One of the hardest parts of Postpartum Depression is accepting it and trying to fight the shame that you feel. It is the question of validity and message behind statements like Pat Brown’s, that made me refuse medication after having my 1st child.
Contrary to what most people associate PPD with, I can honestly tell you that I never once thought about harming myself or my baby. I did however feel disconnected, overwhelmed, helpless, defeated… and moreover- robbed- from all those gushy feelings I read in books that I was suppose to feel. I resented my husband, my mother and anyone else who seemed to be sharing moments with my son that I emotionally could not. There were days I just wanted to curl up in the fetal position and be left alone to cry… and there were (many) days that I did just that.

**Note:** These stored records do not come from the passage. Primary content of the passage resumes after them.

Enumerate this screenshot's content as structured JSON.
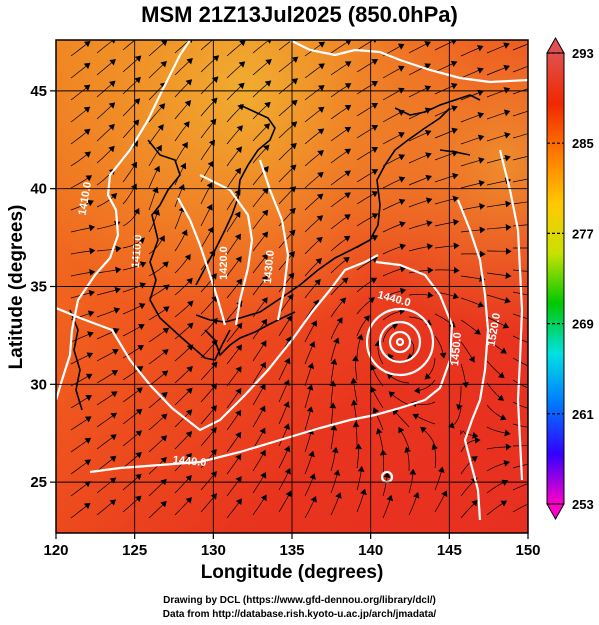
{
  "title": "MSM 21Z13Jul2025 (850.0hPa)",
  "map": {
    "xlabel": "Longitude (degrees)",
    "ylabel": "Latitude  (degrees)",
    "lon_range": [
      120,
      150
    ],
    "lat_range": [
      22.4,
      47.6
    ],
    "lon_ticks": [
      120,
      125,
      130,
      135,
      140,
      145,
      150
    ],
    "lat_ticks": [
      25,
      30,
      35,
      40,
      45
    ],
    "grid": true,
    "field": "temperature",
    "contour_labels": [
      {
        "text": "1410.0",
        "lon": 121.8,
        "lat": 39.5,
        "rot": -80
      },
      {
        "text": "1410.0",
        "lon": 125.1,
        "lat": 36.8,
        "rot": -85
      },
      {
        "text": "1420.0",
        "lon": 130.6,
        "lat": 36.2,
        "rot": -90
      },
      {
        "text": "1430.0",
        "lon": 133.5,
        "lat": 36.0,
        "rot": -85
      },
      {
        "text": "1440.0",
        "lon": 141.5,
        "lat": 34.4,
        "rot": 15
      },
      {
        "text": "1450.0",
        "lon": 145.4,
        "lat": 31.8,
        "rot": -85
      },
      {
        "text": "1520.0",
        "lon": 147.8,
        "lat": 32.8,
        "rot": -80
      },
      {
        "text": "1440.0",
        "lon": 128.5,
        "lat": 26.1,
        "rot": 5
      }
    ]
  },
  "colorbar": {
    "min": 253,
    "max": 293,
    "labels": [
      293,
      285,
      277,
      269,
      261,
      253
    ],
    "colors": [
      "#ff00c8",
      "#3200ff",
      "#0078ff",
      "#00e1e1",
      "#00c800",
      "#c8e100",
      "#ffc800",
      "#ff7800",
      "#f02800",
      "#e05050"
    ]
  },
  "credits": {
    "line1": "Drawing by DCL (https://www.gfd-dennou.org/library/dcl/)",
    "line2": "Data from http://database.rish.kyoto-u.ac.jp/arch/jmadata/"
  }
}
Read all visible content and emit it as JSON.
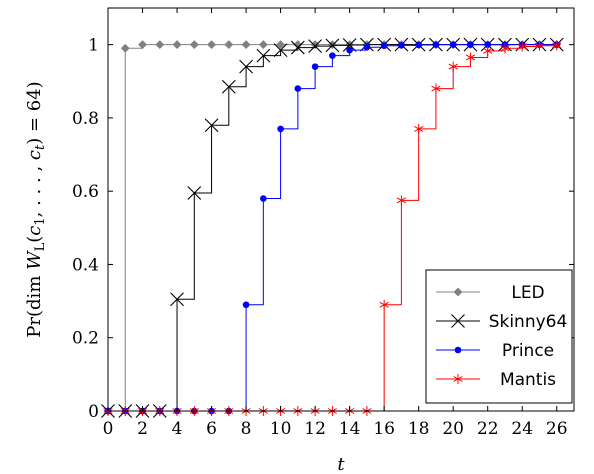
{
  "chart_data": {
    "type": "line",
    "step": true,
    "xlabel": "t",
    "ylabel": "Pr(dim W_L(c_1, …, c_t) = 64)",
    "xlim": [
      0,
      27
    ],
    "ylim": [
      0,
      1.1
    ],
    "x_ticks": [
      0,
      2,
      4,
      6,
      8,
      10,
      12,
      14,
      16,
      18,
      20,
      22,
      24,
      26
    ],
    "y_ticks": [
      0,
      0.2,
      0.4,
      0.6,
      0.8,
      1
    ],
    "grid": false,
    "legend_position": "bottom-right",
    "x": [
      0,
      1,
      2,
      3,
      4,
      5,
      6,
      7,
      8,
      9,
      10,
      11,
      12,
      13,
      14,
      15,
      16,
      17,
      18,
      19,
      20,
      21,
      22,
      23,
      24,
      25,
      26
    ],
    "series": [
      {
        "name": "LED",
        "color": "#808080",
        "marker": "diamond",
        "values": [
          0,
          0.99,
          1,
          1,
          1,
          1,
          1,
          1,
          1,
          1,
          1,
          1,
          1,
          1,
          1,
          1,
          1,
          1,
          1,
          1,
          1,
          1,
          1,
          1,
          1,
          1,
          1
        ]
      },
      {
        "name": "Skinny64",
        "color": "#000000",
        "marker": "x",
        "values": [
          0,
          0,
          0,
          0,
          0.305,
          0.595,
          0.78,
          0.885,
          0.94,
          0.97,
          0.985,
          0.992,
          0.996,
          0.998,
          0.999,
          1,
          1,
          1,
          1,
          1,
          1,
          1,
          1,
          1,
          1,
          1,
          1
        ]
      },
      {
        "name": "Prince",
        "color": "#0000ff",
        "marker": "circle",
        "values": [
          0,
          0,
          0,
          0,
          0,
          0,
          0,
          0,
          0.29,
          0.58,
          0.77,
          0.88,
          0.94,
          0.97,
          0.985,
          0.993,
          0.997,
          0.998,
          0.999,
          1,
          1,
          1,
          1,
          1,
          1,
          1,
          1
        ]
      },
      {
        "name": "Mantis",
        "color": "#ff0000",
        "marker": "star",
        "values": [
          0,
          0,
          0,
          0,
          0,
          0,
          0,
          0,
          0,
          0,
          0,
          0,
          0,
          0,
          0,
          0,
          0.29,
          0.575,
          0.77,
          0.88,
          0.94,
          0.965,
          0.983,
          0.99,
          0.995,
          0.997,
          0.998
        ]
      }
    ]
  }
}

I remember bursting into tears as the doctor walked in for my 1st office check up. My doctor and family both encouraged me to take something to help, but at that time I was disappointed in myself for not being able to “deal”. I mean who was I to be depressed? I had a beautiful, loving fiance’ and now a perfectly healthy and beautiful baby- it was my time to be beaming and glowing with that new Mom love. I was afraid taking medication would mean -I was weak, unappreciative of all of the things I was blessed with…. or worse “Crazy”. I turned the medication down.
I continued to suffer through a roller coaster of emotions for 18-long-months.
When I had my second child, I was aware of the feelings that could resurface and was prepared to get help if I needed it. To my surprise though, this time- I felt all of those amazing feelings I missed out on the first time. I was elated. Until about 1 month after, when suddenly I started experiencing severe anxiety. I would go from fine to freaked out in a matter of seconds over the silliest things… and I didn’t just want to cry- I wanted to scream. I was scared. And once again found myself ashamed of my feelings during a time that I had nothing but everything to be happy about. These feelings were very different from the first time but I knew something was not right. So even though it was just as difficult to accept as it was the first time, I got help and was successfully treated for PPD because I remembered how painful it was suffering without help, pretending everything was ok and the weight of carrying around shame for 18 months.
When articles are written, like the one by AOL News- it makes me nauseous because I imagine a woman who is looking for support online anonymously because she’s too ashamed to talk about it in person, a woman looking for answers for feelings that no one- not even she, herself can understand… and then reading a statement like Brown’s basically reconfirming her worst fear- that its all in her head…. and because of it- choosing (as I did) to suffer 18 long months- or worse.
I would like to say that I think if Pat Brown had any inkling as to how incredibly damaging this statement could be to women who are hiding and suffering with their pain like I did, that she would never have said it. However, after reading many of the responses people have received from her in response to her statement- I highly doubt it.
I do not know if Shaquan Duley suffered from this illness, I am not a doctor- and I certainly do not I play one online and even if she did – her actions are horrific and absolutely need to dealt with. However, as someone who has battled it twice I can tell you that the very real- reality of the illness is that it effects women in all sorts of ways and is absolutely treatable before it reaches the a dangerous point.
I urge anyone who may be going through this to seek support and help from real doctors and experts, because it is not in your head, you are not alone, and it does get better.